As empresas estatais brasileiras de maneira geral são lucrativas, eficientes, funcionam como fomentadoras de diversos setores econômicos, tem função social e estimulam a formação de mão de obra. Algumas são ilhas de excelência em seus setores. Qualquer discussão sobre a pertinência ou não de cada privatização é inútil porque não leva em consideração o grande quadro onde as privatizações estão inseridas.

A insanidade em curso no país é um momento de um projeto posto em prática desde o fim do regime militar. No decorrer desse tempo assumiu velocidade maior ou menor e agora está a todo vapor. No jornal O Estado de S. Paulo, diz o Professor José Luís Oreiro, do Departamento de Economia da Universidade de Brasília, ser a privatização da CMB “totalmente simbólica” e “irrelevante do ponto de vista econômico” e pergunta “o que nós brasileiros sabemos produzir se não conseguimos fabricar a própria moeda?”
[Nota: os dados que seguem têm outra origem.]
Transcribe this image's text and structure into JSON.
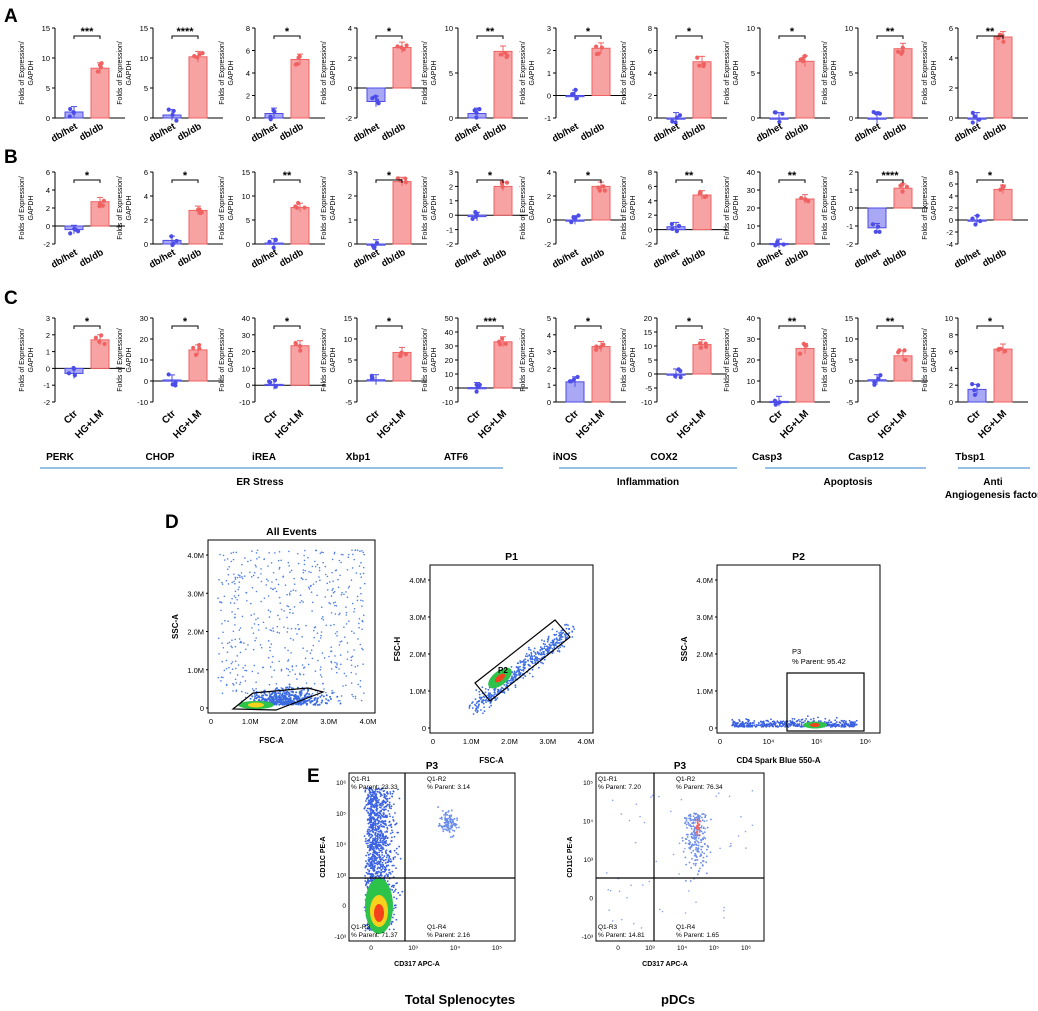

O Estado não está recuando em favor do setor privado mas sim, o setor privado está avançando sobre o Estado, formando um estado cuja única finalidade é estimular o apetite dos capitalistas. Ao dizer que a agenda da Câmara dos Deputados é a agenda do mercado o seu presidente sintetizou o modelo que está sendo posto em prática.

É fácil observar que cada vez mais atividades típicas de estado estão sendo exercidas pelo setor privado e a tendência é que se chegue a um ponto onde a distinção entre público e privado não mais terá sentido. Dentro desta política não há lugar para as empresas estatais, que são propriedades e fruto do trabalho do povo.